MELISSA BLOCK, HOST:

This is ALL THINGS CONSIDERED from NPR News. I'm Melissa Block.

ROBERT SIEGEL, HOST:

And I'm Robert Siegel.

(SOUNDBITE OF MUSIC)

SIEGEL: Well, actually, in Washington...

BLOCK: Where franchisee meets lawmaker...

(SOUNDBITE OF MUSIC)

SIEGEL: Yes, that's right. Some of the nation's largest pizza chains are lobbying on Capitol Hill to deliver a piping hot message.

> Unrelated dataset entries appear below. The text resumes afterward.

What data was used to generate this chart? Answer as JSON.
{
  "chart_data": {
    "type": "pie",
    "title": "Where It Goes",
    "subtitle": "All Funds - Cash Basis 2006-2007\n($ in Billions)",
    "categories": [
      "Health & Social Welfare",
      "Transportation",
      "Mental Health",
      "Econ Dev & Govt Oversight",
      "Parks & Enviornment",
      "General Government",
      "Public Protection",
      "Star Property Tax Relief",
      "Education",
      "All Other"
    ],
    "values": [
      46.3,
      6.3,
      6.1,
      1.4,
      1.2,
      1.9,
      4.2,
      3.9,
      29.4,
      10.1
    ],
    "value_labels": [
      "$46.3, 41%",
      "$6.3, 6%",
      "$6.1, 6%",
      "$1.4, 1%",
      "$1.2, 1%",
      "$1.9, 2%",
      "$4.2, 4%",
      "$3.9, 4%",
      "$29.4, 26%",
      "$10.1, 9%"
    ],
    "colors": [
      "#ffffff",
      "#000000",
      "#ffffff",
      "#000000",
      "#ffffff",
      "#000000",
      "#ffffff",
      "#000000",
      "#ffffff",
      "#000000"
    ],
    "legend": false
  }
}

BLOCK: The coalition of the American Pizza Community is asking Congress to rethink a proposed menu labeling plan. It would require chain restaurants across the country to post the number of calories in their foods.

(SOUNDBITE OF SONG, "THAT'S AMORE")

DEAN MARTIN: (Singing) When the moon hits your eye like a big pizza pie, that's amore.

SIEGEL: Well, amore does not describe the group's views of this matter. Pizza chain companies say it would force franchise owners to pay for in-store menu boards when most pizza eaters don't come into the restaurants.

TIM MCINTYRE: Ninety percent of orders for pizza come either online or over the phone.

BLOCK: That's Tim McIntyre. He's vice president of communications at Domino's Pizza. The proposal would also call for the in-store menu to list the calories of an entire pizza, not just a slice, which according to Domino's, is 230 calories.

MCINTYRE: Our research indicates that the average pizza consumer eats 2.1 slices of pizza because pizza is a shared occasion.